四十九日を過ぎると、忌明け(いみあけ)、満中陰(まんちゅういん)と呼ばれてひ忌中(きちゅう)最後の日となります。

四十九日を境に表書きが変わってくるので注意が必要です。

猫

四十九日を過ぎると?

表書き

  • 御仏前
  • 御佛前

水引

  • 黄白の結び切り

表書きが御霊前から御仏前に変わるのは、仏教では人が亡くなってからあの世に旅立つ期間が49日間とされているからです。

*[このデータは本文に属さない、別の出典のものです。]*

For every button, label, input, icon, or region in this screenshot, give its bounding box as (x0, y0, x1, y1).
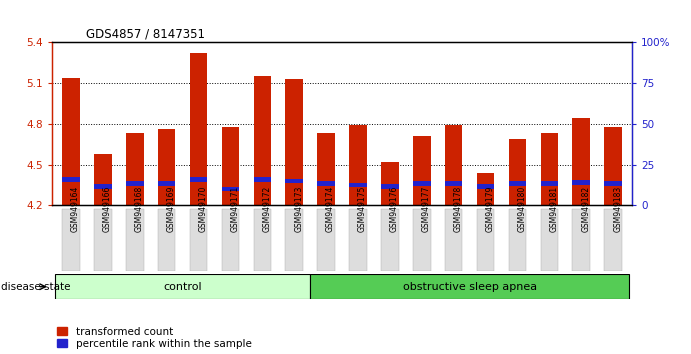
Text: GSM949173: GSM949173 (294, 185, 303, 232)
Bar (477, 173, 494, 205)
Text: obstructive sleep apnea: obstructive sleep apnea (403, 282, 537, 292)
Bar (126, 133, 144, 205)
Bar (254, 76, 271, 205)
Bar (572, 180, 590, 185)
Bar (349, 125, 367, 205)
FancyBboxPatch shape (413, 209, 430, 271)
Bar (285, 178, 303, 183)
FancyBboxPatch shape (190, 209, 207, 271)
Text: GSM949171: GSM949171 (230, 185, 239, 232)
Bar (158, 181, 176, 186)
Bar (62, 177, 79, 182)
Bar (126, 181, 144, 186)
Bar (317, 133, 335, 205)
Text: GSM949175: GSM949175 (358, 185, 367, 232)
Bar (445, 125, 462, 205)
FancyBboxPatch shape (285, 209, 303, 271)
Bar (413, 181, 430, 186)
Text: GSM949178: GSM949178 (454, 185, 463, 232)
FancyBboxPatch shape (540, 209, 558, 271)
Bar (222, 127, 239, 205)
Bar (381, 162, 399, 205)
Text: GSM949181: GSM949181 (549, 185, 558, 232)
FancyBboxPatch shape (572, 209, 590, 271)
FancyBboxPatch shape (349, 209, 367, 271)
Bar (540, 133, 558, 205)
FancyBboxPatch shape (55, 274, 310, 299)
FancyBboxPatch shape (62, 209, 79, 271)
Text: GDS4857 / 8147351: GDS4857 / 8147351 (86, 28, 205, 41)
Text: GSM949183: GSM949183 (613, 185, 622, 232)
Text: disease state: disease state (1, 282, 70, 292)
Bar (349, 183, 367, 187)
Bar (254, 177, 271, 182)
Bar (94, 154, 112, 205)
Bar (540, 181, 558, 186)
Bar (285, 79, 303, 205)
Text: GSM949180: GSM949180 (518, 185, 527, 232)
Bar (62, 78, 79, 205)
FancyBboxPatch shape (381, 209, 399, 271)
Bar (509, 139, 527, 205)
Bar (572, 119, 590, 205)
FancyBboxPatch shape (445, 209, 462, 271)
Text: GSM949169: GSM949169 (167, 185, 176, 232)
Text: GSM949177: GSM949177 (422, 185, 430, 232)
Bar (605, 181, 622, 186)
Text: GSM949176: GSM949176 (390, 185, 399, 232)
Bar (413, 136, 430, 205)
Bar (381, 184, 399, 189)
Bar (158, 129, 176, 205)
Bar (477, 184, 494, 189)
Text: GSM949164: GSM949164 (71, 185, 80, 232)
Bar (190, 53, 207, 205)
Legend: transformed count, percentile rank within the sample: transformed count, percentile rank withi… (57, 327, 252, 349)
Text: GSM949170: GSM949170 (198, 185, 207, 232)
FancyBboxPatch shape (94, 209, 112, 271)
FancyBboxPatch shape (509, 209, 527, 271)
Bar (222, 187, 239, 192)
FancyBboxPatch shape (477, 209, 494, 271)
Bar (605, 127, 622, 205)
FancyBboxPatch shape (317, 209, 335, 271)
Text: control: control (163, 282, 202, 292)
Text: GSM949166: GSM949166 (103, 185, 112, 232)
Bar (317, 181, 335, 186)
Text: GSM949182: GSM949182 (581, 185, 590, 232)
Bar (94, 184, 112, 189)
FancyBboxPatch shape (605, 209, 622, 271)
Text: GSM949172: GSM949172 (263, 185, 272, 232)
Bar (445, 181, 462, 186)
Bar (190, 177, 207, 182)
FancyBboxPatch shape (254, 209, 271, 271)
FancyBboxPatch shape (126, 209, 144, 271)
Text: GSM949179: GSM949179 (486, 185, 495, 232)
FancyBboxPatch shape (158, 209, 176, 271)
FancyBboxPatch shape (310, 274, 629, 299)
Bar (509, 181, 527, 186)
Text: GSM949168: GSM949168 (135, 185, 144, 232)
Text: GSM949174: GSM949174 (326, 185, 335, 232)
FancyBboxPatch shape (222, 209, 239, 271)
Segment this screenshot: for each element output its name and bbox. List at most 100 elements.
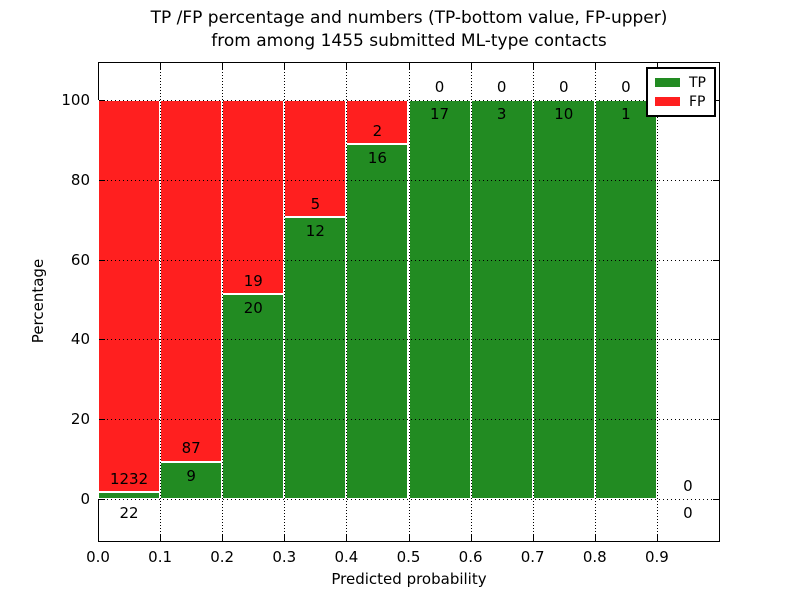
y-tick-label: 60 xyxy=(70,250,90,269)
fp-count-label: 0 xyxy=(621,77,631,96)
y-tick-mark xyxy=(713,100,719,101)
y-tick-label: 80 xyxy=(70,170,90,189)
y-tick-mark xyxy=(713,179,719,181)
tp-bar-segment xyxy=(98,492,161,499)
tp-count-label: 10 xyxy=(554,105,574,123)
y-tick-mark xyxy=(713,339,719,341)
tp-bar-segment xyxy=(284,217,347,499)
plot-area: 1232 22 87 9 19 20 5 12 2 16 0 17 0 3 0 10 0 1 0 0 xyxy=(98,62,720,542)
x-gridline xyxy=(470,63,472,541)
fp-legend-label: FP xyxy=(689,93,706,110)
y-tick-mark xyxy=(99,419,105,421)
x-gridline xyxy=(284,63,286,541)
fp-count-label: 19 xyxy=(243,271,263,290)
x-tick-mark xyxy=(284,535,286,541)
x-gridline xyxy=(160,63,162,541)
fp-count-label: 0 xyxy=(496,77,507,96)
x-tick-mark xyxy=(222,63,224,69)
tp-bar-segment xyxy=(408,100,471,499)
x-tick-mark xyxy=(656,535,658,541)
x-axis-label: Predicted probability xyxy=(331,570,487,588)
tp-count-label: 0 xyxy=(683,504,693,522)
x-tick-mark xyxy=(594,535,596,541)
x-tick-mark xyxy=(160,63,162,69)
chart-title-line1: TP /FP percentage and numbers (TP-bottom… xyxy=(150,8,668,28)
x-gridline xyxy=(346,63,348,541)
y-tick-mark xyxy=(99,179,105,181)
x-gridline xyxy=(594,63,596,541)
y-tick-label: 40 xyxy=(70,330,90,349)
x-gridline xyxy=(656,63,658,541)
y-tick-mark xyxy=(713,419,719,421)
legend: TP FP xyxy=(646,67,716,117)
x-tick-mark xyxy=(532,63,534,69)
y-tick-mark xyxy=(713,259,719,261)
fp-count-label: 0 xyxy=(434,77,445,96)
tp-bar-segment xyxy=(222,294,285,499)
x-gridline xyxy=(408,63,410,541)
x-tick-label: 0.3 xyxy=(272,548,297,566)
x-tick-mark xyxy=(346,63,348,69)
x-tick-label: 0.1 xyxy=(148,548,173,566)
y-tick-mark xyxy=(99,259,105,261)
chart-title-line2: from among 1455 submitted ML-type contac… xyxy=(211,31,607,51)
x-tick-mark xyxy=(470,535,472,541)
tp-count-label: 12 xyxy=(305,222,325,241)
fp-bar-segment xyxy=(98,100,161,492)
x-tick-label: 0.9 xyxy=(644,548,669,566)
x-tick-mark xyxy=(532,535,534,541)
x-tick-mark xyxy=(408,535,410,541)
x-tick-label: 0.2 xyxy=(210,548,235,566)
x-tick-mark xyxy=(284,63,286,69)
y-tick-label: 20 xyxy=(70,410,90,429)
y-tick-mark xyxy=(713,499,719,500)
x-tick-mark xyxy=(656,63,658,69)
x-tick-mark xyxy=(98,63,99,69)
tp-legend-label: TP xyxy=(689,74,706,91)
tp-legend-swatch xyxy=(655,78,680,87)
tp-bar-segment xyxy=(346,144,409,499)
tp-count-label: 17 xyxy=(430,105,450,123)
tp-count-label: 9 xyxy=(186,466,196,485)
fp-bar-segment xyxy=(284,100,347,218)
tp-bar-segment xyxy=(470,100,533,499)
fp-count-label: 1232 xyxy=(109,469,149,488)
x-tick-mark xyxy=(594,63,596,69)
x-tick-mark xyxy=(160,535,162,541)
fp-count-label: 5 xyxy=(310,194,321,213)
x-tick-mark xyxy=(222,535,224,541)
chart-title: TP /FP percentage and numbers (TP-bottom… xyxy=(98,7,720,53)
fp-count-label: 2 xyxy=(372,121,383,140)
fp-count-label: 0 xyxy=(683,476,693,495)
y-tick-mark xyxy=(99,339,105,341)
tp-bar-segment xyxy=(532,100,595,499)
tp-bar-segment xyxy=(160,461,223,499)
x-gridline xyxy=(222,63,224,541)
x-tick-label: 0.5 xyxy=(396,548,421,566)
fp-legend-swatch xyxy=(655,97,680,106)
tp-count-label: 20 xyxy=(243,299,263,318)
tp-bar-segment xyxy=(594,100,657,499)
x-tick-mark xyxy=(346,535,348,541)
y-tick-mark xyxy=(99,499,105,500)
tp-count-label: 1 xyxy=(621,105,631,123)
tp-count-label: 16 xyxy=(367,149,387,168)
tp-count-label: 3 xyxy=(496,105,507,123)
fp-count-label: 87 xyxy=(181,439,201,458)
y-tick-mark xyxy=(99,100,105,101)
y-tick-label: 100 xyxy=(61,91,90,109)
x-tick-mark xyxy=(470,63,472,69)
y-tick-label: 0 xyxy=(80,490,90,508)
fp-bar-segment xyxy=(222,100,285,295)
x-tick-label: 0.4 xyxy=(334,548,359,566)
fp-count-label: 0 xyxy=(558,77,569,96)
x-tick-mark xyxy=(408,63,410,69)
x-tick-label: 0.6 xyxy=(458,548,483,566)
legend-entry-tp: TP xyxy=(655,73,706,92)
legend-entry-fp: FP xyxy=(655,92,706,111)
x-tick-label: 0.8 xyxy=(582,548,607,566)
x-tick-label: 0.7 xyxy=(520,548,545,566)
x-tick-label: 0.0 xyxy=(86,548,110,566)
fp-bar-segment xyxy=(160,100,223,462)
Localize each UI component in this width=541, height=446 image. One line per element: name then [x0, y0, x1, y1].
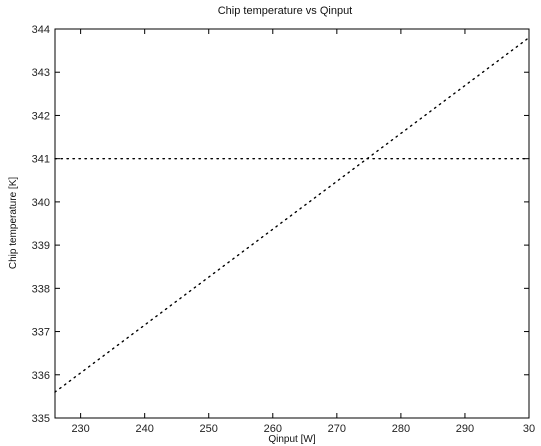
x-tick-label: 270 — [328, 423, 346, 435]
y-tick-label: 344 — [32, 24, 50, 36]
x-tick-label: 280 — [392, 423, 410, 435]
y-tick-label: 339 — [32, 240, 50, 252]
series-line-diagonal — [54, 36, 530, 393]
y-axis-label: Chip temperature [K] — [8, 177, 19, 269]
y-tick-label: 343 — [32, 67, 50, 79]
x-tick-label: 230 — [71, 423, 89, 435]
chart-title: Chip temperature vs Qinput — [218, 5, 353, 17]
y-tick-label: 338 — [32, 283, 50, 295]
x-axis-label: Qinput [W] — [268, 434, 315, 445]
x-tick-label: 240 — [135, 423, 153, 435]
x-tick-label: 290 — [456, 423, 474, 435]
axis-ticks: 230 240 250 260 270 280 290 30 335 336 337 338 339 34… — [32, 24, 535, 435]
y-tick-label: 340 — [32, 197, 50, 209]
y-tick-label: 335 — [32, 413, 50, 425]
y-tick-label: 342 — [32, 110, 50, 122]
x-tick-label: 30 — [523, 423, 535, 435]
x-tick-label: 260 — [264, 423, 282, 435]
y-tick-label: 341 — [32, 154, 50, 166]
plot-area — [54, 28, 530, 419]
x-tick-label: 250 — [200, 423, 218, 435]
y-tick-label: 336 — [32, 370, 50, 382]
y-tick-label: 337 — [32, 327, 50, 339]
series-layer — [54, 36, 530, 393]
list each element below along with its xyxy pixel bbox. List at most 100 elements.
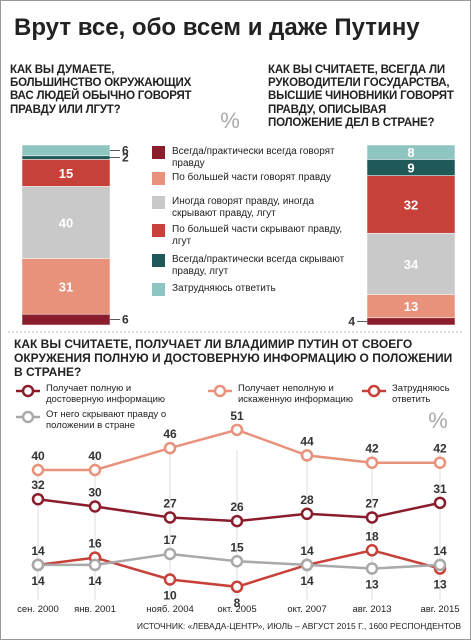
data-point	[433, 456, 447, 469]
value-label: 30	[88, 486, 102, 500]
value-label: 6	[122, 143, 129, 157]
value-label: 27	[163, 496, 177, 510]
value-label: 6	[122, 313, 129, 327]
data-point	[300, 449, 314, 462]
value-label: 27	[365, 496, 379, 510]
value-label: 34	[404, 257, 419, 272]
data-point	[365, 456, 379, 469]
bar-segment	[366, 144, 456, 160]
legend-label: Всегда/практически всегда скрывают правд…	[172, 254, 345, 277]
legend-label: Затрудняюсь ответить	[172, 283, 276, 294]
data-point	[365, 544, 379, 557]
value-label: 13	[433, 578, 447, 592]
data-point	[88, 463, 102, 477]
data-point	[163, 573, 177, 586]
bar-segment	[21, 258, 111, 315]
bar-segment	[21, 155, 111, 160]
data-point	[300, 507, 314, 521]
chart-title: КАК ВЫ СЧИТАЕТЕ, ПОЛУЧАЕТ ЛИ ВЛАДИМИР ПУ…	[14, 337, 453, 379]
value-label: 40	[59, 215, 73, 230]
data-point	[163, 441, 177, 455]
unit-label: %	[220, 108, 240, 133]
value-label: 40	[31, 449, 45, 463]
legend-swatch	[152, 283, 165, 296]
x-tick-label: сен. 2000	[17, 604, 59, 615]
value-label: 14	[300, 574, 314, 588]
x-tick-label: авг. 2015	[420, 604, 459, 615]
legend-swatch	[152, 146, 165, 159]
data-point	[31, 492, 45, 506]
bar-segment	[366, 317, 456, 326]
value-label: 14	[433, 544, 447, 558]
value-label: 15	[59, 166, 73, 181]
value-label: 16	[88, 537, 102, 551]
value-label: 28	[300, 493, 314, 507]
bar-segment	[21, 186, 111, 259]
legend-swatch	[152, 224, 165, 237]
value-label: 13	[404, 299, 418, 314]
data-point	[31, 463, 45, 477]
value-label: 4	[348, 314, 355, 328]
bar-segment	[366, 175, 456, 234]
value-label: 9	[407, 161, 414, 176]
legend-swatch	[152, 196, 165, 209]
legend-label: Получает полную и достоверную информацию	[46, 383, 165, 405]
value-label: 42	[365, 442, 379, 456]
legend-label: Получает неполную и искаженную информаци…	[238, 383, 353, 405]
bar-segment	[21, 144, 111, 157]
value-label: 31	[59, 279, 73, 294]
value-label: 46	[163, 427, 177, 441]
legend-marker	[21, 410, 35, 424]
value-label: 8	[234, 596, 241, 610]
legend-swatch	[152, 254, 165, 267]
value-label: 40	[88, 449, 102, 463]
data-point	[230, 514, 244, 528]
data-point	[433, 496, 447, 510]
value-label: 2	[122, 151, 129, 165]
value-label: 14	[300, 544, 314, 558]
bar-segment	[21, 313, 111, 326]
x-tick-label: окт. 2005	[217, 604, 256, 615]
x-tick-label: янв. 2001	[74, 604, 116, 615]
question: КАК ВЫ СЧИТАЕТЕ, ВСЕГДА ЛИ РУКОВОДИТЕЛИ …	[268, 64, 454, 129]
value-label: 14	[31, 574, 45, 588]
legend-label: По большей части говорят правду	[172, 172, 331, 183]
source: ИСТОЧНИК: «ЛЕВАДА-ЦЕНТР», ИЮЛЬ – АВГУСТ …	[136, 621, 461, 631]
value-label: 8	[407, 145, 414, 160]
value-label: 32	[404, 197, 418, 212]
legend-marker	[213, 384, 227, 398]
value-label: 17	[163, 533, 177, 547]
legend-label: Всегда/практически всегда говорят правду	[172, 146, 335, 169]
data-point	[88, 558, 102, 572]
value-label: 14	[88, 574, 102, 588]
value-label: 31	[433, 482, 447, 496]
x-tick-label: окт. 2007	[287, 604, 326, 615]
legend-label: По большей части скрывают правду, лгут	[172, 224, 343, 247]
data-point	[230, 423, 244, 437]
legend-label: Затрудняюсь ответить	[392, 383, 450, 405]
data-point	[163, 547, 177, 561]
value-label: 32	[31, 478, 45, 492]
value-label: 10	[163, 589, 177, 603]
data-point	[230, 555, 244, 568]
legend-marker	[367, 384, 381, 398]
bar-segment	[366, 232, 456, 295]
data-point	[31, 558, 45, 572]
question: КАК ВЫ ДУМАЕТЕ, БОЛЬШИНСТВО ОКРУЖАЮЩИХ В…	[10, 64, 192, 116]
value-label: 26	[230, 500, 244, 514]
data-point	[300, 558, 314, 572]
page-title: Врут все, обо всем и даже Путину	[14, 14, 420, 41]
value-label: 14	[31, 544, 45, 558]
x-tick-label: нояб. 2004	[146, 604, 194, 615]
legend-swatch	[152, 172, 165, 185]
value-label: 51	[230, 409, 244, 423]
data-point	[365, 511, 379, 524]
data-point	[163, 511, 177, 524]
data-point	[88, 500, 102, 513]
value-label: 42	[433, 442, 447, 456]
legend-label: От него скрывают правду о положении в ст…	[46, 409, 167, 431]
value-label: 18	[365, 529, 379, 543]
data-point	[365, 562, 379, 575]
value-label: 44	[300, 434, 314, 448]
value-label: 15	[230, 540, 244, 554]
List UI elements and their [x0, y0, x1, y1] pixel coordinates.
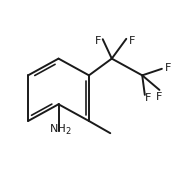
Text: F: F	[165, 63, 171, 73]
Text: NH: NH	[50, 124, 67, 134]
Text: F: F	[128, 36, 135, 46]
Text: F: F	[145, 93, 152, 103]
Text: F: F	[95, 36, 101, 46]
Text: F: F	[156, 92, 162, 102]
Text: 2: 2	[65, 127, 70, 136]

ちなみに、日数のカウントは臨終の日(命日)を含めます

水引の色も変わる

四十九日以降は水引に黄白の結び切りを使用します。

これは

  • 黄色が仏様の国、浄土をイメージしたものである
  • 忌中明けし、黒色からひとつ位が上がって黄色になった

などの説があります。

五十回忌は紅白で良いのか?

五十回忌は亡くなられてから満49年目の法要です。

弔い上げ(とむらいあげ)とも言われ、故人が先祖の仲間入りをする大変目出度い節目と言われています。

五十回忌の次は百回忌、亡くなられてから満99年目。

この時には生前の故人を知る者は誰も居ないことが考えられるので事実上最後の法要とされることが多いです。

五十回忌以降は目出度いこと?

五十回忌が家族によって行われると言う事は、その家の子孫が繁栄している証拠

この意味からも目出度いことであるのは間違いありません。

一般的には黄白の水引が無難と言われていますが

大好きだったお祖父ちゃん、お祖母ちゃん、良くして頂いた方だと言う場合であれば、感謝の意を込めて紅白の水引を使っても構いません

猫

五十回忌は?

表書き

  • 御仏前
  • 御佛前

水引

  • 紅白(黄白)の結び切り

まとめ

法要の水引は必ずしも黒白ではないと言うことが分かっていただけたでしょうか?

使い方によっては失礼なだけでなく「なんて常識が無いんだ」と思われてしまうかもしれないので、くれぐれも使い方には気をつけてくださいね!